He looked up as if she were daft. "We have him. His name is on this
paper. There are many places people are taken. The Protectors of the people
can't be expected to know where they all are."
"Thank you," Nicci said without knowing what she was thanking him for.
"Why is he being held? What are the charges?"
The man frowned. "How would we know the charges. He has not yet
confessed."
Nicci felt dizzy. A number of the other women fainted when they spoke
to the Protector. The guard's hands on her arms tightened. The Protector's
hand started to lift to signal them to remove her. Before he could, Nicci
spoke in as calm a voice as she could muster.
"Please, Protector Muksin, my husband is no troublemaker. He never does
anything but work. He never speaks ill of anyone. He is a good man. He
always does as he is told."
For one fraction of a second, as she watched sweat roll down the man's
cheeks, he seemed to be considering something.
"Has he a skill?"
"He is a good laborer for the Order. He loads wagons."
She knew the answer was a mistake before she had completed it. The hand
lifted,
flicked, dismissing her like a gnat. With a mighty jerk, the guards
lifted her from her feet and whisked her from the important man's presence.
"But my husband is a good man! Please, Protector Muksin! Richard did
not cause any of the trouble! He was home!"
Her words were sincere, and much the same as those spoken by the women
before her. She was furious that she could not convince him that she was
different-that Richard was different. The others, she knew now, had all
tried to do the same.
Kamil ran behind as the guards carried her down a short, dark hall to a
side door out of the stone fortress. Evening light stole in when they opened
the door. They shoved her. Nicci stumbled down the steps. Kamil was shoved
out right behind her. He fell facedown in the dirt. Nicci knelt to help him
up.
From her knees, she looked up to the doorway. "What about my husband?"
she pressed.
"You can come back another day," one guard said. "When he confesses,
the Protector can tell you the charges."
Nicci knew he would never confess. He would die, first.
That was not a problem, as far as these men were concerned.
"Can I see him?" Nicci folded her hands prayerfully as she knelt beside
Kamil. "Please, can I at least see him?"
One of the guards whispered to the other.

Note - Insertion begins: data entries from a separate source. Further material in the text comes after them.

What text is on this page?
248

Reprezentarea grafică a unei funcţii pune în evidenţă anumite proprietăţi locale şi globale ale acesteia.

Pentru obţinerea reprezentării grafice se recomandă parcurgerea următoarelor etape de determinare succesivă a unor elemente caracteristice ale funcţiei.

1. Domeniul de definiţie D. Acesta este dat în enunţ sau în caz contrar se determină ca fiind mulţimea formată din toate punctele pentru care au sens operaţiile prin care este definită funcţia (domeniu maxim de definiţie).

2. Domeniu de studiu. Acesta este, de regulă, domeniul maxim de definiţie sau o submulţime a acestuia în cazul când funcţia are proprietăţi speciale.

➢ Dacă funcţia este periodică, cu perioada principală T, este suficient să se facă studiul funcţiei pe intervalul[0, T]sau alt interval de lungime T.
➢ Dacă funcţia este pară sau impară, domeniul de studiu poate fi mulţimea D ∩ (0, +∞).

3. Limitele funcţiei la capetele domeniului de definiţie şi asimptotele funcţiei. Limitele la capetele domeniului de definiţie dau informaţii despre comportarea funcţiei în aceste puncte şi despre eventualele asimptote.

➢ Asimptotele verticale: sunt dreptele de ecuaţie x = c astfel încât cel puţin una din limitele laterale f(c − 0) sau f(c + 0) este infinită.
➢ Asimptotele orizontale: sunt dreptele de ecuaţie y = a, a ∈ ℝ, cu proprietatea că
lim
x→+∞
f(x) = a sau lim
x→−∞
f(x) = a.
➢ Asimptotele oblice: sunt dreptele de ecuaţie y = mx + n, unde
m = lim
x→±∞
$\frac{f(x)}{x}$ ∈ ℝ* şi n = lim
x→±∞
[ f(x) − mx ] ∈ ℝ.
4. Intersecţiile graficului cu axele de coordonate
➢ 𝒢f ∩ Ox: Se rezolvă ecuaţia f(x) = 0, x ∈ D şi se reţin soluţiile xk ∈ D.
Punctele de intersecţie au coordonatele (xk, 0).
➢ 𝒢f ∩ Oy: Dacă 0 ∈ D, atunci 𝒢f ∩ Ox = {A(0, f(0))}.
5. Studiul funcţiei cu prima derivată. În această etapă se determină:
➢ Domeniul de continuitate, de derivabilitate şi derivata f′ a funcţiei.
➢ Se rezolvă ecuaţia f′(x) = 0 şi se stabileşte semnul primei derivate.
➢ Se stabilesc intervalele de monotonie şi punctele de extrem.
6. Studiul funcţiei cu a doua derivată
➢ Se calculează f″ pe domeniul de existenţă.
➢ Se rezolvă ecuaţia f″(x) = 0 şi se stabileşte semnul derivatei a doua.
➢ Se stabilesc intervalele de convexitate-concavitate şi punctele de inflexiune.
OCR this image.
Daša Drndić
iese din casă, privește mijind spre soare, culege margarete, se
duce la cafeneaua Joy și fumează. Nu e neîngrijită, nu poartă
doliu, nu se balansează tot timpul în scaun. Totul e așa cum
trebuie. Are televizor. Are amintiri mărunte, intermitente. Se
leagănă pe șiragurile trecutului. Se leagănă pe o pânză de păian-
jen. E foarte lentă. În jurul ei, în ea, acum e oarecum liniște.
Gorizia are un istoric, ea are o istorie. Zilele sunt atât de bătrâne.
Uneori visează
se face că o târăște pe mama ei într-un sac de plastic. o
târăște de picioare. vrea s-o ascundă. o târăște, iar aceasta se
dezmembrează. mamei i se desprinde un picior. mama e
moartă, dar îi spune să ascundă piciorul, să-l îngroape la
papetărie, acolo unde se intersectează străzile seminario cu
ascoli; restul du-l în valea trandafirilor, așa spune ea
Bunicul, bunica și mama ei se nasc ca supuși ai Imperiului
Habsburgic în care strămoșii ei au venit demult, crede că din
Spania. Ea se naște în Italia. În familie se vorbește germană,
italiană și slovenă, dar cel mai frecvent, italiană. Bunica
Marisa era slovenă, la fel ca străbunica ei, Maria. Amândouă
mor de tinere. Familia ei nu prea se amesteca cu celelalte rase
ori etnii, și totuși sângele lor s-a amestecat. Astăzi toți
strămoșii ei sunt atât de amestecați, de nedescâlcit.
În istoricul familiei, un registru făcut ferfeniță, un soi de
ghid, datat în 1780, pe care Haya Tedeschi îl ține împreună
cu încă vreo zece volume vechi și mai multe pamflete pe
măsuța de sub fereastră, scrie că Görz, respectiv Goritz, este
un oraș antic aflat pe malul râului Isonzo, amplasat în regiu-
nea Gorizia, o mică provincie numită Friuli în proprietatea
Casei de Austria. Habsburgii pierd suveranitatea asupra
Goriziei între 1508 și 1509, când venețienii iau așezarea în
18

"Have you any money?" he asked her.
"No," she said in a mournful cry.
They started to go back in.
"Wait!" Kamil cried out.
When they paused, he ran up the steps. He lifted his pant leg and
pulled off a boot. Upending it, a coin fell into his palm. Without
reservation, he handed the silver coin to the guard.
The man made a sour face when he looked at the coin. "This isn't enough
for a visit."
Kamil seized the big man's wrist as he started to turn. "I have another
at home. Please, let me go get it. I can run. I can be back in an hour."
The man shook his head. "Not tonight. Visits for those who can pay the
fee are the day after tomorrow, at sunset. But only one visitor is allowed."
Kamil waved his hand at Nicci. "His wife. She will visit him."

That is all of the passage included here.